The check up was in his private surgery and having decided that the lump was thick bone and no problem, to be sure he got Valerie to stand in front of an x-ray machine, he called me round to his side and showed me what he had found on the machine that showed live movement x-rays.  We could see that Valerie had a round black disk the size of half a crown at the bottom of her left lung.  He said no problem at the moment but better keep an eye out on it.

In 1967 Valerie felt that she was getting short of breath when she was four months pregnant with Janet, Neil at this time being one year old and I was working on Liverpool docks.  Valerie went for a check up and within about a day was in Broadgreen Hospital having her left lung removed due to a congenital lung problem due to her premature birth.

Examples of medical problems encountered

Captain George Fox had a stroke prior to berthing at Perth Amboy.  We got him to hospital but he died before we returned to the States.

Chief Officer George Putt and others, delirium tremens (DT's)

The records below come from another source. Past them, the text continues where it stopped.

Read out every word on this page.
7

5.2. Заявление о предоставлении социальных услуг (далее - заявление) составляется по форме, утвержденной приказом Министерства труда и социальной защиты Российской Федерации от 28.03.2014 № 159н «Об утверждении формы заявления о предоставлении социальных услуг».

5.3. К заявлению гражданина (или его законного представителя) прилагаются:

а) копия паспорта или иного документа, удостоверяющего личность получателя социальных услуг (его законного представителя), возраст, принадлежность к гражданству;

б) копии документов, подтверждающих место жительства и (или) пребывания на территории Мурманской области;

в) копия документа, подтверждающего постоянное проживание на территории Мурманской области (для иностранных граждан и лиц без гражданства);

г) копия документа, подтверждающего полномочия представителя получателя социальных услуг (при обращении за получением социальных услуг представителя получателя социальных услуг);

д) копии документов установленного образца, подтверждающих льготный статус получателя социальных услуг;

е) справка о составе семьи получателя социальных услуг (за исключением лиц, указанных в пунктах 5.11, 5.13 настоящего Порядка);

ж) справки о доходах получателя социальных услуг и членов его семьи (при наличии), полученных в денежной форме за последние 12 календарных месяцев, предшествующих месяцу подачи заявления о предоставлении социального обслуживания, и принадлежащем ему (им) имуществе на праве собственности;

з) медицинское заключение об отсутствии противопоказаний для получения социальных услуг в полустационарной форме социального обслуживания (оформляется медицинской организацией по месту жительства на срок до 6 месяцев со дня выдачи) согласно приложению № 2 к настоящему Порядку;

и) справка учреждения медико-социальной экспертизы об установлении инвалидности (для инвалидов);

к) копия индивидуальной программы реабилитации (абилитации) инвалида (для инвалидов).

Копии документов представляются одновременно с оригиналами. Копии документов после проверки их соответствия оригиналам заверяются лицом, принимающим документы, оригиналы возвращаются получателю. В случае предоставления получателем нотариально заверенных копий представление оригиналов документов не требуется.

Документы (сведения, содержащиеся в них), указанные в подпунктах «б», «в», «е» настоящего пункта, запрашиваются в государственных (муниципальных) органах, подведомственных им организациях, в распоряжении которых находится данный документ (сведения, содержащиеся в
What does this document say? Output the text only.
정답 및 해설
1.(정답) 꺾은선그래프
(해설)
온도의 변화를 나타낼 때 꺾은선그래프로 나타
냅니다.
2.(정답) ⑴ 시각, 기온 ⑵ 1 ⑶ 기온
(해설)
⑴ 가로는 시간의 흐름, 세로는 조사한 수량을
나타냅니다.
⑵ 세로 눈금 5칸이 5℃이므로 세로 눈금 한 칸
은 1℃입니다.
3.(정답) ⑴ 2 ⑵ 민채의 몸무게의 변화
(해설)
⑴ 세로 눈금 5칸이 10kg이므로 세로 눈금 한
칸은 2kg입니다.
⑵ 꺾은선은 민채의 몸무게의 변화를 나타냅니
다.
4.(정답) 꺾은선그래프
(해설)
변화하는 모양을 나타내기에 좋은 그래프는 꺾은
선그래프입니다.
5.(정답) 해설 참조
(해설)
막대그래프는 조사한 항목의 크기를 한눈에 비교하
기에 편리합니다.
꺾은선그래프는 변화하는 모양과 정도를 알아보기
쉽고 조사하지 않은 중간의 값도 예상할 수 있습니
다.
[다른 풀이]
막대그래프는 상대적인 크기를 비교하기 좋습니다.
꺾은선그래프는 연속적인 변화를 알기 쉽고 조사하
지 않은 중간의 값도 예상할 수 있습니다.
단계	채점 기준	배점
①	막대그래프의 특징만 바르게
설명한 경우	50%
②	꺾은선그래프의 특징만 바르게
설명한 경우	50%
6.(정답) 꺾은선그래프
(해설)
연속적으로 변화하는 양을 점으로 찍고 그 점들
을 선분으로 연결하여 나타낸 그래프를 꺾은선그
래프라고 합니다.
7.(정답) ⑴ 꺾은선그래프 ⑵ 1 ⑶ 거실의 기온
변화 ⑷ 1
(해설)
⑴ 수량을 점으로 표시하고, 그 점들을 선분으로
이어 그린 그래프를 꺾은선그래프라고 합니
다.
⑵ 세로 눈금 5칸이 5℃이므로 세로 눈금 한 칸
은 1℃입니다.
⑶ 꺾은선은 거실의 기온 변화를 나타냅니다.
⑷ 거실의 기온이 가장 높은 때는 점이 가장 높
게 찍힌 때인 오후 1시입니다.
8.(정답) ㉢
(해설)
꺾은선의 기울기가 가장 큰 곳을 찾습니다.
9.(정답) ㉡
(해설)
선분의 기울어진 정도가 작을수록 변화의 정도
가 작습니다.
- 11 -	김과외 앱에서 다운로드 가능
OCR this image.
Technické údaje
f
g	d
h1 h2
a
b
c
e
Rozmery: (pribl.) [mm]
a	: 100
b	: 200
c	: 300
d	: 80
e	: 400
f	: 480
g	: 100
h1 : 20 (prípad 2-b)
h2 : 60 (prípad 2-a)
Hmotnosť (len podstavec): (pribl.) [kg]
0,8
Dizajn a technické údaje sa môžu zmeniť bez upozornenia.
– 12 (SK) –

Second Officer Dave Witherick, circumcision required.

Chief Steward Graham.  Claimed to be a real seaman when he caught VD for the seventh time.

Chief Steward Coull - hepatitis- landed ashore in Santos hospital but he died.

Chief Engineer Waterfall - taken ill at Melbourne where he wanted to leave the ship.  He was taken ill but we suspect that he was suffering from codeine poisoning.

Third Engineer Priest's young  son fell through the wooden companionway steps on to No 5 tank top and was found to be concussed when take to Falmouth Hospital.   A good job the tank lid was shut at the time or he would have fallen another 40 feet to the bottom !

What would now be called industrial injuries of dermatitis, cuts, bruises, sprains.

Additionally the Chief Steward at the 09.00 sick muster had the following to diagnose and treat.

1.Indian crew  = tuberculosis and/or glaucoma.

2.Headache  = cold, flu, excess alcohol.

3.Stomach ache = Chill, bad  food eaten ashore (usually fish), excess alcohol.

4.Runs = any of the above.

5.Heat stroke = take your salt tablets and drink more water.

6.Sun stroke = put this calamine on and cover yourself up in future.

7.Frost bite = grease up and take a tot of rum , but wear more clothes next time.

8.Toothache = wear and tear of age.  Or in my case all my fillings fell out after having my face frozen when anchoring in the Dardenelles in a winter gale from Russia.  When I came into the accommodation over the next hour I started to thaw out and my teeth and their fillings expanded at different rates and all my fillings fell out one by one.

Shore side doctors those who attend ships crews at any hour of the day or night are not always the best of their profession, e.g. had we not been treating Dave Witherick with antibiotics for a week and taken the radioed advice from "CRIM" doctors in Rome  I believe Dave Witherick would have died from the medical treatment of the Ceuta doctor.